Overwriting map_parallel.py

!python map_parallel.py

Loading in the data took ~5.03 seconds

"""
we load the images back in, in practice one would perform the analysis
in the python script and store the results of the analysis in storage.
"""

images = np.load('images.npy')
images.shape

(1000, 424, 424, 3)

We can see that when using 4 cores the time taken to load in the data is ~3-4x faster! The reason it is not exactly 4x faster is because one of the processors used in the pool is used to manage the process pool. One can use as many workers in the process pool as they have processors available in their hardware.

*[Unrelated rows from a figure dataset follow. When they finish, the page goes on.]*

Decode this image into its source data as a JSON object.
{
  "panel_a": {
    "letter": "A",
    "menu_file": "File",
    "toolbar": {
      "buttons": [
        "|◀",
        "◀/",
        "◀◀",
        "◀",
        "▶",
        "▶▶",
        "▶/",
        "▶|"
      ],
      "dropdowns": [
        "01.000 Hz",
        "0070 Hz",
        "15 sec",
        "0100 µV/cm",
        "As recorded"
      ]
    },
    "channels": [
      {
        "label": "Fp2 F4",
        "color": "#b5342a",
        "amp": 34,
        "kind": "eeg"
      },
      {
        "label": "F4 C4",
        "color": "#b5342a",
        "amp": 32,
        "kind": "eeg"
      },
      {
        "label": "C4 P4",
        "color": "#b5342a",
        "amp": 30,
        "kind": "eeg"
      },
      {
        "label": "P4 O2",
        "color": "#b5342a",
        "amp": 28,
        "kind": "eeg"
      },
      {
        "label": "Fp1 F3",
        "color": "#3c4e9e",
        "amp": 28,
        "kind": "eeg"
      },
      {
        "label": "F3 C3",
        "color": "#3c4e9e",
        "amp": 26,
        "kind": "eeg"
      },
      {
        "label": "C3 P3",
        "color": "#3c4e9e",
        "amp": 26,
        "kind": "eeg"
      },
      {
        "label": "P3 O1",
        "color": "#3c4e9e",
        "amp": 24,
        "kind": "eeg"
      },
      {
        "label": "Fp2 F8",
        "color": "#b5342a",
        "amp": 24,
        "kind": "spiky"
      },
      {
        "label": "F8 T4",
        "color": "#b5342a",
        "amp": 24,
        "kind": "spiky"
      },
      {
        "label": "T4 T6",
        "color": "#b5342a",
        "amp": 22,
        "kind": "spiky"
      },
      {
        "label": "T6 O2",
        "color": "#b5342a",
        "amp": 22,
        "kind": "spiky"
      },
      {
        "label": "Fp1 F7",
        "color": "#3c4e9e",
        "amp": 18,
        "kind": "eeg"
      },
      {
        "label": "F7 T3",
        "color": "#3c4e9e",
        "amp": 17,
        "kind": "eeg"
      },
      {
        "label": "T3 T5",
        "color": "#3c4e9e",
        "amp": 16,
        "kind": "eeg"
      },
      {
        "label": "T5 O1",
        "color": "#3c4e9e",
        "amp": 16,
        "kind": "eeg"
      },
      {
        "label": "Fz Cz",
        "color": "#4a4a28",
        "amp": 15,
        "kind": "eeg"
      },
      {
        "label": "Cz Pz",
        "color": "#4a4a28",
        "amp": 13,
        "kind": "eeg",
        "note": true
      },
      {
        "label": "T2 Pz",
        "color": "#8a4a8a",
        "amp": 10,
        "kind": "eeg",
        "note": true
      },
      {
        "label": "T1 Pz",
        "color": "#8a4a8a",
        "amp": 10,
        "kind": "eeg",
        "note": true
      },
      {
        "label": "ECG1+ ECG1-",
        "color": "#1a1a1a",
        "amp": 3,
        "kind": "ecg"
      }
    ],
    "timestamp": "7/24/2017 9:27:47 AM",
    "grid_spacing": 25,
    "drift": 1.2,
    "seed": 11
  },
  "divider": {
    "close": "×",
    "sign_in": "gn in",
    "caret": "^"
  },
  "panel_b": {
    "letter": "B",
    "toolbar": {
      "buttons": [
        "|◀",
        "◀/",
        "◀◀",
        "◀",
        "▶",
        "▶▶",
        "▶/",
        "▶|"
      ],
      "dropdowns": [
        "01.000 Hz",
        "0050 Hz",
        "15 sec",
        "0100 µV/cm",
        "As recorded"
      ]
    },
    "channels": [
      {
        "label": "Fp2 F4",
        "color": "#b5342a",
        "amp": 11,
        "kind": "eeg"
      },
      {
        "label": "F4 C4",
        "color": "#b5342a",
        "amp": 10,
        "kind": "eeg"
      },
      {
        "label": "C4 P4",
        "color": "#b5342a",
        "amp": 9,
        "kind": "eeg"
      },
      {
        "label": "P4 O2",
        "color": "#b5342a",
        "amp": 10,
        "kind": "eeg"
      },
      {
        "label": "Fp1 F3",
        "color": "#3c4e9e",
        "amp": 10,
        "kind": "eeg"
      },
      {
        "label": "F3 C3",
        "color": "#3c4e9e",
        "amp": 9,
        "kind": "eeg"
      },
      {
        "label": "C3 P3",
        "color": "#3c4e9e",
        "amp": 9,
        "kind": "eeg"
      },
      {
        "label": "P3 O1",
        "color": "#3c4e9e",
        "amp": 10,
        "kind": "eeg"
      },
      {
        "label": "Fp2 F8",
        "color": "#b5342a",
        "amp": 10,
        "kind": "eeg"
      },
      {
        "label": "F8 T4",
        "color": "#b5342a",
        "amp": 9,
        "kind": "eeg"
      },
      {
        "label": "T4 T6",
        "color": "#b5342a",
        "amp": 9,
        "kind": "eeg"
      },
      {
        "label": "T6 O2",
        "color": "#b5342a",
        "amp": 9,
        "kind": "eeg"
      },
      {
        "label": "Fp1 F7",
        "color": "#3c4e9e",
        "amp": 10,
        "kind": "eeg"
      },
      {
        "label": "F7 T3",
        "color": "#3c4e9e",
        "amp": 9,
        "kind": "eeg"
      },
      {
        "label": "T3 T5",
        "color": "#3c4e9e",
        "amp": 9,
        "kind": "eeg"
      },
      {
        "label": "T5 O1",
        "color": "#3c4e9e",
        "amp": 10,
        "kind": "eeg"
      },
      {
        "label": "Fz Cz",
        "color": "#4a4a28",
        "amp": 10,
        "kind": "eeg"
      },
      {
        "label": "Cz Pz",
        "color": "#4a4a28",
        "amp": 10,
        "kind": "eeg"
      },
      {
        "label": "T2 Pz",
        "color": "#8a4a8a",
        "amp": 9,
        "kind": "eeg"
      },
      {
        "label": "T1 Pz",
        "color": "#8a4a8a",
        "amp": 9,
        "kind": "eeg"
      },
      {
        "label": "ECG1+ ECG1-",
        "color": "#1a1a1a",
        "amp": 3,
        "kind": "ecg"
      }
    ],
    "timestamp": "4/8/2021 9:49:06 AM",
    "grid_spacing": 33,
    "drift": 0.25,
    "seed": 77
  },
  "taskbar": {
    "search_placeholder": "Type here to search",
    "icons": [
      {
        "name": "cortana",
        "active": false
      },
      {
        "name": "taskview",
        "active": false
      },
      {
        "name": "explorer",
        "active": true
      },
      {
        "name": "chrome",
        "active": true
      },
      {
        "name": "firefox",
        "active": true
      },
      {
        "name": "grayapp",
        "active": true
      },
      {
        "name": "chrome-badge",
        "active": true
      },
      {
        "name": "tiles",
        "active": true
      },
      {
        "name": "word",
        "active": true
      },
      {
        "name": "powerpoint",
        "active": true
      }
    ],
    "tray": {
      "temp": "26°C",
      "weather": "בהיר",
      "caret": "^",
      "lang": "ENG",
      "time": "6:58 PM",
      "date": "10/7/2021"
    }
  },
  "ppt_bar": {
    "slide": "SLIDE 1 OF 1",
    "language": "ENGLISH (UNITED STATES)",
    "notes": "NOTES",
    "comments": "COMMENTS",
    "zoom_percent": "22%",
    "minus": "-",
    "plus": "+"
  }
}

The ProcessPoolExecutor is an abstract object in the concurrent.futures module that uses a pool of processes to execute function calls asynchronously. ProcessPoolExecutor uses the multiprocessing module, which allows it to side-step the Global Interpreter Lock that makes parallelization in python frustratingly overcomplicated but also means that only picklable objects can be executed and returned. It is also possible to use concurrent.futures to do multithreading related tasks with a ThreadPoolExecutor, for a review on the difference between these two topics we refer to this article on multiprocessing vs. multithreading.

Exercises#

Exercise 1

Write your own python script which uses concurrent.futures to run a mock “analysis” pipeline on all 1000 images using the pipeline() function written below.

def pipeline(image):
    """
    a mock pipeline analysis function which we wish 
    to apply to each image in our stack.
    """
    nx, ny = image.size
    
    weighted_sum = 0
    for i in range(nx):
        for j in range(ny):
            weighted_sum += np.sin(image[i, j])
    
    return weighted_sum

Exercise 2

Use your own concurrent.futures analysis pipeline framework code from the first exercise to make a new analysis pipeline where you compute the median brightness in each color filter. Make a histogram of the median brightness for each filter (R,G,B) across all 1000 images. What do you see in the distributions?